The World Series champion Red Sox are scheduled to visit President Trump in the White House on February 15. Some have speculated that manager Álex Cora, who is from Puerto Rico and has been critical of Trump and has been a big factor in Hurricane Maria relief efforts, might not go as a form of protest. Thus far, nothing concrete has been reported on that front.
However, third baseman Rafael Devers says he isn’t going to join the Red Sox on their visit to the White House, Evan Drellich of NBC Sports Boston reports. Devers would prefer to focus on baseball, as the Red Sox open spring training on February 13 and position players have to report on February 17. Per Chris Mason, Devers also said via a translator, “The opportunity was presented and I just wasn’t compelled to go.”
Devers hails from the Dominican Republic and he, like many of Major League Baseball’s foreign-born player base, might not be happy about Trump’s immigration policies. Understandably, he is being tight-lipped about his motivation, but it wouldn’t be surprising if Devers is making a silent protest by choosing not to attend. He is thus far the only member of the team to bow out.

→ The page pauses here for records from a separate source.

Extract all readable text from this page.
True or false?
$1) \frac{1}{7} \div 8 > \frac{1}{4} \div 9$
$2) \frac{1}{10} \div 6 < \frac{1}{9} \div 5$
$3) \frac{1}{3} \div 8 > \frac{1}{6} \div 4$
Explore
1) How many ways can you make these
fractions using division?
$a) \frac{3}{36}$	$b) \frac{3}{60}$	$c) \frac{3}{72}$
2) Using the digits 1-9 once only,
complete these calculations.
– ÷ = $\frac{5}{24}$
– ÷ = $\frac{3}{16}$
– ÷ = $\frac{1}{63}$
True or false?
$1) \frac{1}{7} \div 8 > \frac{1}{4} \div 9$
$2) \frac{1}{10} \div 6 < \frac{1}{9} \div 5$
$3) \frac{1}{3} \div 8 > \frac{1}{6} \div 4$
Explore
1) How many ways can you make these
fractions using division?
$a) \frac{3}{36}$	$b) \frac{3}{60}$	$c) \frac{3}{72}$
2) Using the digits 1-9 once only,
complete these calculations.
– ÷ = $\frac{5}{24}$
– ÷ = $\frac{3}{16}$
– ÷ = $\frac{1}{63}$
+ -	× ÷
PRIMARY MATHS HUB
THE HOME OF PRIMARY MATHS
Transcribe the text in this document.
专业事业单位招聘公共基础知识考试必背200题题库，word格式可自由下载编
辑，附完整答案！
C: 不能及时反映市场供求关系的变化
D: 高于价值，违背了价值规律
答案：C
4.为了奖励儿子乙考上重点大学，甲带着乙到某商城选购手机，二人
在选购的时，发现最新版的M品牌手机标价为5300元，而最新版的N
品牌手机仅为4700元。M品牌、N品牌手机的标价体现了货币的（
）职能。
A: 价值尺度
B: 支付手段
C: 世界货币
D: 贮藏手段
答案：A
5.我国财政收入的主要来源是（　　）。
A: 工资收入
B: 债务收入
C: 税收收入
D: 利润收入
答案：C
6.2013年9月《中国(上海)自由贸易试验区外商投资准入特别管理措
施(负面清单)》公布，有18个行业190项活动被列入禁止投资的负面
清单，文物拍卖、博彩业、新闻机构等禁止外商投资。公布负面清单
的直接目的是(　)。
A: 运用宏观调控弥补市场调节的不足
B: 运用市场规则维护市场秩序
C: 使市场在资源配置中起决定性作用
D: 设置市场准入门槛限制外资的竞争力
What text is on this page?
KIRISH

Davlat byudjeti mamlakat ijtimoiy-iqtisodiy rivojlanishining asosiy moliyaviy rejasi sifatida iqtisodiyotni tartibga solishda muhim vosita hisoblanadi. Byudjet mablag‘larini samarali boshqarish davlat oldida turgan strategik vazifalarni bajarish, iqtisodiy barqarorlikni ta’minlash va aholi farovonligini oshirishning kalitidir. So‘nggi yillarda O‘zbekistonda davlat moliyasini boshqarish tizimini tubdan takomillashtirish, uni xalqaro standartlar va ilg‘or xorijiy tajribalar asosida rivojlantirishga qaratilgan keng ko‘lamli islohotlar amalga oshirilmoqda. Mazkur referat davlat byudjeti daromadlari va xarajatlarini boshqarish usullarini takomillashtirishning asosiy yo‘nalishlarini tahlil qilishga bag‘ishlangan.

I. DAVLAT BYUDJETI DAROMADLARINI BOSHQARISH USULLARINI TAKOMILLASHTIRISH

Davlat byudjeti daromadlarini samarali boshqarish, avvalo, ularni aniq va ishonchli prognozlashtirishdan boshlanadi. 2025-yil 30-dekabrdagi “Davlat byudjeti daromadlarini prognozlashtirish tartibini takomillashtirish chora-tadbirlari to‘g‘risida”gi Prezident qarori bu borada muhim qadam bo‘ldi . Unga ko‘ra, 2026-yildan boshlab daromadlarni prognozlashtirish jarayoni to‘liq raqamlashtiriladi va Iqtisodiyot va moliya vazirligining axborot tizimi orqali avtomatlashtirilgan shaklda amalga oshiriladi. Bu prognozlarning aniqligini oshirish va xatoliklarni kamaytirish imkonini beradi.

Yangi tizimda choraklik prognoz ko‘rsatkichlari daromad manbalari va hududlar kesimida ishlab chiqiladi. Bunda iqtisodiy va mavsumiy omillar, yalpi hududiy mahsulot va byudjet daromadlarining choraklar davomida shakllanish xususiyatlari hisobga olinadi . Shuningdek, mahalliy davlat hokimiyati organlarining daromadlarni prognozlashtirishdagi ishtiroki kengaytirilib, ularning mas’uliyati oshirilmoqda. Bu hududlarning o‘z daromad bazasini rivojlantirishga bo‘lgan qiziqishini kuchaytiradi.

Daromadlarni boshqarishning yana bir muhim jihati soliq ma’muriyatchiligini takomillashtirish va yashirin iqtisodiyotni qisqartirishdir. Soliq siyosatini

Devers, 22, hit .240/.298/.433 with 21 home runs, 66 RBI, and 59 runs scored in 490 plate appearances last season.
Last year, when the Astros visited Trump at the White House, they did so without Carlos Correa and Carlos Beltrán. Both are from Puerto Rico. It is certainly not unprecedented for individual players to opt out of the White House visit.
No word yet on what food will be served during Boston’s trip to the nation’s capital, but the smart money is on hamberders.